Incidentally, Lorenzo is the only man who has previously equalled, let alone beaten, Marquez’s victory tally in a season since the Honda rider’s MotoGP debut, emphasising just how impressive Dovizioso’s current 6-6 win count against Marquez already is.
Such a statistic puts into focus exactly what Dovizioso has achieved this season, and the fact he has managed this transformation at the age of 31 makes it all the more remarkable.
There’s no magic ingredient to his success, just a tremendous analytical capacity and an intimate knowledge of the Ducati’s strengths and weaknesses, combined with a laser-like focus on overcoming those weaknesses come race day.
Not only has ‘Desmodovi’ dramatically improved his reputation this year, his efforts will have been rewarded handsomely by performance bonuses, as well as a significantly improved negotiation position come contract renewal time.
His current pay packet of around €2million is certain to rise, especially if other factories – he revealed earlier this year he was close to a return to Honda – come knocking.
Dovizioso’s career has had an unusual trajectory. Lorenzo’s closest rival in 250cc, he arrived in MotoGP in 2008 as a hot property and nearly beat factory Yamaha rider Lorenzo to top rookie honours aboard an unfancied JiR-Scot Honda.
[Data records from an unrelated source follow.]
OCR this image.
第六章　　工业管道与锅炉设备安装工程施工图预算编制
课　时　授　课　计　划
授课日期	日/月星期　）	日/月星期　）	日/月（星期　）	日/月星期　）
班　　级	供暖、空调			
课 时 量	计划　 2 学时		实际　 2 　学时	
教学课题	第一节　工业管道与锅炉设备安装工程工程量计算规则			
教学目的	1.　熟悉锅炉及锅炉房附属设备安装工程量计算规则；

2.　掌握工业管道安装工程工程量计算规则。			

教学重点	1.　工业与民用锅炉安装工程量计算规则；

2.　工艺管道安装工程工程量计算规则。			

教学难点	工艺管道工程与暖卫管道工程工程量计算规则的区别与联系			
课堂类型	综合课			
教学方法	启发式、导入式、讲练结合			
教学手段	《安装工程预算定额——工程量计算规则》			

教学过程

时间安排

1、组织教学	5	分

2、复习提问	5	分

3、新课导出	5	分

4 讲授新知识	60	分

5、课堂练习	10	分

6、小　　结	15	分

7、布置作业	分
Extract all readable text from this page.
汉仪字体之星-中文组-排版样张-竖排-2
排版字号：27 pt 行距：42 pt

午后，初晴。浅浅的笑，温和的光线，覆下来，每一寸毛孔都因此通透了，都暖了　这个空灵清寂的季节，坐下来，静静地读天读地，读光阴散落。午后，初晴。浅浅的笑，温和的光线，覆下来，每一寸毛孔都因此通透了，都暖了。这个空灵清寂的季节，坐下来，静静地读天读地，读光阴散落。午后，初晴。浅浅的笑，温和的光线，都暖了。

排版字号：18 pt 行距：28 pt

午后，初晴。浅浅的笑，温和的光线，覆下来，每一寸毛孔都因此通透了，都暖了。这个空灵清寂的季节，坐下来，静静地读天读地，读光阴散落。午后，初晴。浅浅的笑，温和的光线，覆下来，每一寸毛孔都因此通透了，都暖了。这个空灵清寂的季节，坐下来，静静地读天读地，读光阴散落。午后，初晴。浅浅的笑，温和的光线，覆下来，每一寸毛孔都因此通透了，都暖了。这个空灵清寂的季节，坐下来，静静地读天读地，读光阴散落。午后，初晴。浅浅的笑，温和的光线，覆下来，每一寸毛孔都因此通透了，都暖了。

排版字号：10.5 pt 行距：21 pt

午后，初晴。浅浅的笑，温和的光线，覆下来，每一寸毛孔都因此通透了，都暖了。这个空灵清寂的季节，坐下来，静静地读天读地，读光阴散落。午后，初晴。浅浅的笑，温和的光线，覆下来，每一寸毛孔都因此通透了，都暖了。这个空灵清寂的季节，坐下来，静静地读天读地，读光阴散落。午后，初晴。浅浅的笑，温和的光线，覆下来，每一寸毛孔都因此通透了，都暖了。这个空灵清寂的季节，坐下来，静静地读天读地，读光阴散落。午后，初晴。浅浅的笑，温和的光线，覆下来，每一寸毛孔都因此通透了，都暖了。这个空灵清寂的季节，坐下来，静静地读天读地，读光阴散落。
That earned Dovizioso a promotion to the factory Honda squad in 2009, but three seasons yielded just a single win and he was always in the shadow of Dani Pedrosa and later Casey Stoner when the Australian made it a three-man squad in 2011.
The same was expected to happen this season at Ducati, as the Italian manufacturer decided it needed an ‘alien’ to spearhead its championship challenge and forked out big money to lure Lorenzo away from Yamaha.
Nobody imagined that Ducati would have to issue team orders to its new star in the penultimate round of the season to allow Dovizioso through to keep its dreams of a first MotoGP title in a decade alive.